Rahab—a woman with a reputation. She was used to protect two spies (Joshua 2). Her name is listed in the Faith Hall of Fame in Hebrews 11:31.
Gideon—seemed to be scared of his own shadow. Yet God called him a “mighty man of valor” (Judges 6:11-18).
David—He was overlooked at first by Samuel because he wasn’t what Samuel pictured as “king material” (1 Samuel 16).
Mary—was probably in her teens when God used her as the vessel to carry His Son (Luke 2:26-38).
John Mark—suffered from homesickness (Acts 15:36-41).
I’m sure you may have your own list of those who found their place in this world and were used by God in mighty ways. Make a list and do a search to see how God used them in spite of disabilities, shortcomings, etc.
Now, think of yourself. Have you found your place? Are you struggling? I do at times myself. Then I’m gently reminded by my Heavenly Father that it’s not about me. What we need to realize is that He places opportunities before us every day to simply serve Him.

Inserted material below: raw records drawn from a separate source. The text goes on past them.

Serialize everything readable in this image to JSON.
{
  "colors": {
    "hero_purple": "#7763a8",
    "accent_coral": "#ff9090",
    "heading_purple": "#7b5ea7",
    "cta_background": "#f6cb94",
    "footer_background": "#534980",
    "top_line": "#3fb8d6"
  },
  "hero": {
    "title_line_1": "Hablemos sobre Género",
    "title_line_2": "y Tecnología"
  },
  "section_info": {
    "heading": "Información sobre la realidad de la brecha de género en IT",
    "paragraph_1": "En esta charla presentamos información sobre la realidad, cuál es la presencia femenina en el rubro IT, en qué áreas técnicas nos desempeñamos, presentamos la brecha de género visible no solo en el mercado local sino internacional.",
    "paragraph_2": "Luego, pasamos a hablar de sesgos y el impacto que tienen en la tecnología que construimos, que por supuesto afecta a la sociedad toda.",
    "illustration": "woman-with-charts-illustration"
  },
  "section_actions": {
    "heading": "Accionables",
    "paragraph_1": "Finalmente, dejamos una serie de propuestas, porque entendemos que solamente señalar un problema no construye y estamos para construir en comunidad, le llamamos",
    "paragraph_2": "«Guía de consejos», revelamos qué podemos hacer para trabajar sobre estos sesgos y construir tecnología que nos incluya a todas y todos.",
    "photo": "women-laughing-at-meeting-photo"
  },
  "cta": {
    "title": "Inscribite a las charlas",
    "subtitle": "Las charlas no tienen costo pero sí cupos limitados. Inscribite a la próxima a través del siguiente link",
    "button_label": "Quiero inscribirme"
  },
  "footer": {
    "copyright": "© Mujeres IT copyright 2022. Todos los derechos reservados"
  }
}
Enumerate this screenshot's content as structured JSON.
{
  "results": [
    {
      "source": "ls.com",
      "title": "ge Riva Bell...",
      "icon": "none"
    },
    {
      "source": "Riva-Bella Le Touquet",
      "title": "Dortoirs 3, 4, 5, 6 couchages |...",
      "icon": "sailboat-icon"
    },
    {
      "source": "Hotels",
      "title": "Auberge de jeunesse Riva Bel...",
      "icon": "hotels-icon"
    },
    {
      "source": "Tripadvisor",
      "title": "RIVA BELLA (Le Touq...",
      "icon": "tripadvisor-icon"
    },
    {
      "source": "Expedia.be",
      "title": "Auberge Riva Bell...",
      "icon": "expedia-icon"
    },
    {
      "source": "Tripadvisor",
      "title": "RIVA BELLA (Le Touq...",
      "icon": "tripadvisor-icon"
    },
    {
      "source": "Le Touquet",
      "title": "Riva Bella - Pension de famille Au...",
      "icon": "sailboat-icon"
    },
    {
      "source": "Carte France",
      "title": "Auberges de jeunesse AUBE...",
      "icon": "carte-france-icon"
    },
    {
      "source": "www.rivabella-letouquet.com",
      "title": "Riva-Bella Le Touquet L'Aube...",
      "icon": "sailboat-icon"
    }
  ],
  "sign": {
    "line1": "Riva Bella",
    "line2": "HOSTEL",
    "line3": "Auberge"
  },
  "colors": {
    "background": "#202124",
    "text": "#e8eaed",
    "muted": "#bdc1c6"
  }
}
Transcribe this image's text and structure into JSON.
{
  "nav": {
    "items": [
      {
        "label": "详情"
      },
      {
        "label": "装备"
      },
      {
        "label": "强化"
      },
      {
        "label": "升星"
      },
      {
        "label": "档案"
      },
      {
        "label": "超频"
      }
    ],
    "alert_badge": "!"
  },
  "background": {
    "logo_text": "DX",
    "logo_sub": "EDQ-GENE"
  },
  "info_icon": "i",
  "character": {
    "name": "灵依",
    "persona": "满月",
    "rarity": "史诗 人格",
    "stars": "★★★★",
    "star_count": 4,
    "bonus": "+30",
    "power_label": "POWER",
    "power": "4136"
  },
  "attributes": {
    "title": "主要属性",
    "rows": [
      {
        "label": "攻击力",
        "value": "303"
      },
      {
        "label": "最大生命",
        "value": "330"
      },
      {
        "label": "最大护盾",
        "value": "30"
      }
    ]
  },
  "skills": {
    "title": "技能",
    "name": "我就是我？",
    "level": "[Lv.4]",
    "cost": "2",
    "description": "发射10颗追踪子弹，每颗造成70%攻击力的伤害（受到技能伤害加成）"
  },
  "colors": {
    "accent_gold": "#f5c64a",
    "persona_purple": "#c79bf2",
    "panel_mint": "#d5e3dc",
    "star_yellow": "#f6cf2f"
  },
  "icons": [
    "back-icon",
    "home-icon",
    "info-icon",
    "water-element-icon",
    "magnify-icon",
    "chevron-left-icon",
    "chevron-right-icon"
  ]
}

So, send those cards. Pray for and with friends and family. Bake and take those cookies to a new mom or your neighbor. Say yes to teaching the four-year-old Sunday School class. Use your creative talents to decorate the tables for the women’s event at your church. Open your home for a Bible study. Join the choir. Find your place in this world.
Heavenly Father, I am yours! Use me any way You see fit. May I put myself aside and trust You to direct my path. Help me not to miss the opportunities You send my way! In Jesus’ Name, Amen!